Three of Marianne’s five children, Tanya and Rosanne (also a cellist), and violinist Elizabeth Wallfisch, were all deeply nurtured in their music by Marianne and owe their careers to her. But she gave fully to all of her students – she never “fired” one! In the words of Michael Dahlenburg, cellist and conductor: “Mrs Hunt helped me shape my future. She was my first true teacher and mentor. She did far more than teach me the cello – she was always generous, gracious, and never let me lose sight of the bigger picture – to love and respect music and the people around me”. Siobhan O’Shaughnessy, formerly of the Melbourne Symphony, says: “What makes a teacher like Mrs Hunt so great is the almost maternal love, care and respect that she gave us over so many years. Her patience, kindness and understanding through our adolescence was always outstanding. When we were inspired she increased our inspiration by feeding us the right music and technical work; when we reached a temporary plateau, she showed eternal patience. With this combination of love and inspiration, we developed aspiration. It is this aspiration that carried me, and many others on to our professional careers.”
Marianne was, naturally, the first cello teacher of Tanya (whose birth mother was British oboist Tamara Coates, daughter of Albert Coates, past conductor of the St Petersburg Kirov Theatre and the London Symphony Orchestra). Later, Tanya, like Marianne, studied with Henri Touzeau, and as a teenager won the ABC Concerto and Vocal Competition (now the Young Performers Award). She went on to study at the Paris Conservatoire with André Navarra, then moved to Vienna as a chamber musician before further study in at Indiana University with Janos Starker. Among many prizes and awards, she won the Suggia Prize in London in 1971, the Brahms Prize at the “Gaspar Cassado” International Cello Competition in 1975, and was a semi-finalist at the Tchaikovsky Competition in Moscow in 1978. She then moved to London where she met her husband Arthur and established herself as a distinguished soloist, chamber and orchestral musician, and also taught at the Royal Academy and the Guildhall. (One of her most memorable London performances was a live BBC broadcast toward the end of her first pregnancy, when she repeatedly felt her twins kicking inside her, especially when she played long low notes!)
In 1986, she moved with Arthur and their three children to Edmonton, Alberta, where she quickly became one of Canada’s leading cellists. In 1998 she was appointed Professor of Cello and Chamber Music, and Conductor of the University Symphony, at the University of Alberta.
Four times, Tanya joined a quartet on a musical paddling tour down the Colorado River through the Grand Canyon on a raft, her cello in a waterproof case. The group set up in natural rocky amphitheatres to play their concerts.

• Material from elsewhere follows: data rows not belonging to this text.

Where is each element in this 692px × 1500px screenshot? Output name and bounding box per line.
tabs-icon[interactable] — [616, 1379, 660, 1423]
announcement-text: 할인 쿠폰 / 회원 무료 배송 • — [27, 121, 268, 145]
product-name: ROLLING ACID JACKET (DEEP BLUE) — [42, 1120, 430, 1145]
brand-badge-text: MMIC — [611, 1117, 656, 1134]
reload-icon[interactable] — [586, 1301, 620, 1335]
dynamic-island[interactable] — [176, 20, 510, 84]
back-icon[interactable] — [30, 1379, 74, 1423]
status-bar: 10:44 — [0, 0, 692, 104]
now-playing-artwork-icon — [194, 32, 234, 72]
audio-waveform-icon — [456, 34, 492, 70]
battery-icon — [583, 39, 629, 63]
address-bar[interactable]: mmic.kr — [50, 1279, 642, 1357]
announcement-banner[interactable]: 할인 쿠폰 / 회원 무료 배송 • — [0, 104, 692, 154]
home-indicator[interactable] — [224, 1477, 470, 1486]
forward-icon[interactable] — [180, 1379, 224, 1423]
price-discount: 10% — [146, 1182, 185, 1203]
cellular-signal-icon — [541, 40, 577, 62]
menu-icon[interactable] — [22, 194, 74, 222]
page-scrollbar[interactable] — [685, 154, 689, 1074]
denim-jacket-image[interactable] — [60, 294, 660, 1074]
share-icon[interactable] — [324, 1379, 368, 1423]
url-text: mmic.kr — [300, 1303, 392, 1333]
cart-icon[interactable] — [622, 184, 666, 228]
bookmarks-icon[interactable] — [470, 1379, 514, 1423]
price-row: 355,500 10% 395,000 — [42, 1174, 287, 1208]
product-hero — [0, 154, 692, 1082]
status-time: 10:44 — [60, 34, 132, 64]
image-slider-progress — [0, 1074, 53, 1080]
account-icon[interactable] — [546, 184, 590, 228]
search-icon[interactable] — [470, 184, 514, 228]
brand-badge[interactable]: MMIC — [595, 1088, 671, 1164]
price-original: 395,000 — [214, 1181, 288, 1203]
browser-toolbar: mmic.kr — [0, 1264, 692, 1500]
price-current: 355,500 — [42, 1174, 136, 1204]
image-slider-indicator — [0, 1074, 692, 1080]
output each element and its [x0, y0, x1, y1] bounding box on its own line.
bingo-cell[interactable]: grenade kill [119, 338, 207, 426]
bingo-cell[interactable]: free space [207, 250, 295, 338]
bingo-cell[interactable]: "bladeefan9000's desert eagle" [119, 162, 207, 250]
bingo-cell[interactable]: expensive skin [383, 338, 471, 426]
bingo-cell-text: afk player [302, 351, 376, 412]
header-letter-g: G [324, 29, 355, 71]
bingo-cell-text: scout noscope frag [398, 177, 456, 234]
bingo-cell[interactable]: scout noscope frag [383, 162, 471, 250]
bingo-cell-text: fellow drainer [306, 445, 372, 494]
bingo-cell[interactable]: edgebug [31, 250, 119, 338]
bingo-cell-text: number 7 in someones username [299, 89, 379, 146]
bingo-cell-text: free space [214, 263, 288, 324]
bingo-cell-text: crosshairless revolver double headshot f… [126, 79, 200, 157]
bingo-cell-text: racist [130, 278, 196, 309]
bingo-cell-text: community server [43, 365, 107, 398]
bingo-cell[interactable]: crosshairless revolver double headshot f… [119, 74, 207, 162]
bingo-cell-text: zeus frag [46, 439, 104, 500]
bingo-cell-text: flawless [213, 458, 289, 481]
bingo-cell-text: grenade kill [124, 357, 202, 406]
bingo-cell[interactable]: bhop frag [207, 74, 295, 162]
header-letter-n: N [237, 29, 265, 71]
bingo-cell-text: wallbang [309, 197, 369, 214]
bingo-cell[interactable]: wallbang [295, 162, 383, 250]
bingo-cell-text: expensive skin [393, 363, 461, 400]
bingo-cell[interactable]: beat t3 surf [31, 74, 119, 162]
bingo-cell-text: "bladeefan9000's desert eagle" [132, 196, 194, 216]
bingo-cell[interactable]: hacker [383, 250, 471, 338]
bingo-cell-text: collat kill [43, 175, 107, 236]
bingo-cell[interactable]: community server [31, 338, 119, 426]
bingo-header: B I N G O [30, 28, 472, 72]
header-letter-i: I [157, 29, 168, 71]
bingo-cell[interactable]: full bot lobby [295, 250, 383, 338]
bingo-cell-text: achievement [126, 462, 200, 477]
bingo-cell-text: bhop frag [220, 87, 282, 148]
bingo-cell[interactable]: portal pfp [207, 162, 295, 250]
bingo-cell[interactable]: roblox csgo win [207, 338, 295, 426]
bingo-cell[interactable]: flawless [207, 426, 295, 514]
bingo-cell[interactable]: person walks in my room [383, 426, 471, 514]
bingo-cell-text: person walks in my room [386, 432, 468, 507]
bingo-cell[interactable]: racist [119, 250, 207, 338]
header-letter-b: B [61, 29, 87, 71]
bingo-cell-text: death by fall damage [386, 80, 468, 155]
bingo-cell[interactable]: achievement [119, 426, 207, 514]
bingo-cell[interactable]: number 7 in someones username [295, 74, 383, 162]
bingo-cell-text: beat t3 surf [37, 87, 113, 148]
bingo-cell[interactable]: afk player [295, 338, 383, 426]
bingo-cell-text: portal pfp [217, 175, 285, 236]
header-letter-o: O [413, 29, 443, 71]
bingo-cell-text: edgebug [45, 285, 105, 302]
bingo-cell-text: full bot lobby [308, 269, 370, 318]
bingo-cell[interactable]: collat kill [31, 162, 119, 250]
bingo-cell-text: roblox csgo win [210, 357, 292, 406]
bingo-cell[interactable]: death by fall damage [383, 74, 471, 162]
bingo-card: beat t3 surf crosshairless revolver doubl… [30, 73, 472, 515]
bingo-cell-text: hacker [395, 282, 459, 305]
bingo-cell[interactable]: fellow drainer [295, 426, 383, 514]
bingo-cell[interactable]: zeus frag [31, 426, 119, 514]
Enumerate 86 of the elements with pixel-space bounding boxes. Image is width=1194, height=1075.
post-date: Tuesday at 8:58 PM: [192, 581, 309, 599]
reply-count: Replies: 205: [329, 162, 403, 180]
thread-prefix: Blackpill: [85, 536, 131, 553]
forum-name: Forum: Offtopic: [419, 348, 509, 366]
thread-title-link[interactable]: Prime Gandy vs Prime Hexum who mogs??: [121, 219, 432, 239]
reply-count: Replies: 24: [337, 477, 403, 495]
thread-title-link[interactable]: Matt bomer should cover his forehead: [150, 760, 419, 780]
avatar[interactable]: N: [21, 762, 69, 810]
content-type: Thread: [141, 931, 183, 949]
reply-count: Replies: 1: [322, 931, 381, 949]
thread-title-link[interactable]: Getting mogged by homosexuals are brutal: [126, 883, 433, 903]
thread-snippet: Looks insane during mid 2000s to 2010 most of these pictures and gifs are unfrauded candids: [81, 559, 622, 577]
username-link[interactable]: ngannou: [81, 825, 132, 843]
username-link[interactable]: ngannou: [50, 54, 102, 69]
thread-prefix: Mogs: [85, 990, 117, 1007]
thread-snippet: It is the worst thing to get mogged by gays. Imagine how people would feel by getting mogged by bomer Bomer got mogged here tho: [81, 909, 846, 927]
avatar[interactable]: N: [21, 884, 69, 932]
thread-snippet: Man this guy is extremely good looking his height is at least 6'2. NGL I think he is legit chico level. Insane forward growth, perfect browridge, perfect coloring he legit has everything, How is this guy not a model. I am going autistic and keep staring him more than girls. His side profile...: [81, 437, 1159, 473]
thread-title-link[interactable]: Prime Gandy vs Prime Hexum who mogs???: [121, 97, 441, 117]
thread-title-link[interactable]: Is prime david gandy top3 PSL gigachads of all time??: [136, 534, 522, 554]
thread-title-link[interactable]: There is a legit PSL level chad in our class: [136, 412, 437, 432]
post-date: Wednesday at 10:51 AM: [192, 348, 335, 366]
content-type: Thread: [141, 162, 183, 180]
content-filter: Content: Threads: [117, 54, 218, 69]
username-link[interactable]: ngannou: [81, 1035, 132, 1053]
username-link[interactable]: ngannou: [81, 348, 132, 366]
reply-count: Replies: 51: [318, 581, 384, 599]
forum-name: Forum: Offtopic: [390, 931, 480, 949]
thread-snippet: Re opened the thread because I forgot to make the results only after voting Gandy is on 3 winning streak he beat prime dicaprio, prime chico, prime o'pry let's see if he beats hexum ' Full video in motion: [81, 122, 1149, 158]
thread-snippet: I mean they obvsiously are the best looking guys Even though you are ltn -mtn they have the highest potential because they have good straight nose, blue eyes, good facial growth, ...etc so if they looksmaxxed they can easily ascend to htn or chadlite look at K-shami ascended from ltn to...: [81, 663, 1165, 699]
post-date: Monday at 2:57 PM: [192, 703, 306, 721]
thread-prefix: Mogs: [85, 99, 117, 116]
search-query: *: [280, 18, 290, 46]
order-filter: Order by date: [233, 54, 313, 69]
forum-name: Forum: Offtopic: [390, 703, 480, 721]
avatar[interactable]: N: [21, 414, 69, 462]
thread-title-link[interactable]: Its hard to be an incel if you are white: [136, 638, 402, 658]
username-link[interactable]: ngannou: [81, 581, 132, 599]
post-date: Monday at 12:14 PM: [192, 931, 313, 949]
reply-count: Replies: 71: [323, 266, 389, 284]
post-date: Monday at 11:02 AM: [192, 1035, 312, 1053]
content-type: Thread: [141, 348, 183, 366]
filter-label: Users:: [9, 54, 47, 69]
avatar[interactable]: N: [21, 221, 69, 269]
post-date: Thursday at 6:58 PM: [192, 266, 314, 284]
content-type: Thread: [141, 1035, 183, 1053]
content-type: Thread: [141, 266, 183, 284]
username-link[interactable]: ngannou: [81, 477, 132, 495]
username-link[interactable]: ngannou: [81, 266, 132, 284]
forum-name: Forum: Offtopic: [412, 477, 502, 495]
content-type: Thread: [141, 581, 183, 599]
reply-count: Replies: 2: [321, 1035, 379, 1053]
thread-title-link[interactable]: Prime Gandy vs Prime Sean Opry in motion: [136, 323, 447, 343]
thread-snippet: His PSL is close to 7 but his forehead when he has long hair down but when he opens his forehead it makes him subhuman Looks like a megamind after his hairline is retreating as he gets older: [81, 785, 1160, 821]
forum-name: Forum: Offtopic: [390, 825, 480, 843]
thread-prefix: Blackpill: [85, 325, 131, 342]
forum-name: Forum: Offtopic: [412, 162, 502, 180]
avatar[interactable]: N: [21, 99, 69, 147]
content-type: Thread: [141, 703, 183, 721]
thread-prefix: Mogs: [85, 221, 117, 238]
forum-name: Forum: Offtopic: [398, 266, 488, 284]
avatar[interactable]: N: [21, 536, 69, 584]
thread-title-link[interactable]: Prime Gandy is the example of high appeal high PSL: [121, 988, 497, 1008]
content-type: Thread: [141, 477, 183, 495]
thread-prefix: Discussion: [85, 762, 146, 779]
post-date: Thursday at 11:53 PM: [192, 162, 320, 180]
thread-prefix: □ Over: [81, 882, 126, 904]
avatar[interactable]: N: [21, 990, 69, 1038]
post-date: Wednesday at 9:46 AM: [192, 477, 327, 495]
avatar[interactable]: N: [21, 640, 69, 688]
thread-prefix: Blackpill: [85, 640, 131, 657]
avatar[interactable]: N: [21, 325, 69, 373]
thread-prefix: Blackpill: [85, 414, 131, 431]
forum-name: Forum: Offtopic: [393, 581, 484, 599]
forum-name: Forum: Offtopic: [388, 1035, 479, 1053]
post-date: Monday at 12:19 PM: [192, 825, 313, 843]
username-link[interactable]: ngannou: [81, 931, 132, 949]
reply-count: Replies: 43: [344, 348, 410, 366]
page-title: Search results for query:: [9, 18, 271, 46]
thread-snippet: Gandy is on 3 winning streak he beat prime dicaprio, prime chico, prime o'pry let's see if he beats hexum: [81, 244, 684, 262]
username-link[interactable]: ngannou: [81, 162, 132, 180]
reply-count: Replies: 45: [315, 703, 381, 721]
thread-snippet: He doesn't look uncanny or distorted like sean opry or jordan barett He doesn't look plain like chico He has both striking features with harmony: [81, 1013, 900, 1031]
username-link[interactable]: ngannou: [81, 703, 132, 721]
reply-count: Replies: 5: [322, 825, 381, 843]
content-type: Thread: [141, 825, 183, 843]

Afterwards Tanya liked to hike through the cliffs in the heat, then shed her clothes and jump into cold pools – this typified her adventurous spirit and bold love of life.
In 2006 Tanya was diagnosed with advanced ovarian cancer. Despite repeated treatments and bouts of recurrence of the disease, Tanya continued her performance and teaching career, including a cello and piano recital at Weill Hall, (Carnegie Hall, New York) and a complete cycle of the Beethoven Cello sonatas in Edmonton. In 2009 she was inducted into the Edmonton Cultural Hall of Fame for her contributions to the musical life of the city.
Like Marianne, Tanya was a devoted and tireless teacher who guided many students to careers in cello. And as a cellist, Tanya was known for her musical passion and her insistence that every performance should be of the highest integrity and quality. “Each one of us is a maestro”, she believed. She inspired her students and colleagues to engage with the freedom of the human spirit, be bold and do anything.
Both Marianne and Tanya influenced countless cellists in Australia, the UK and Canada.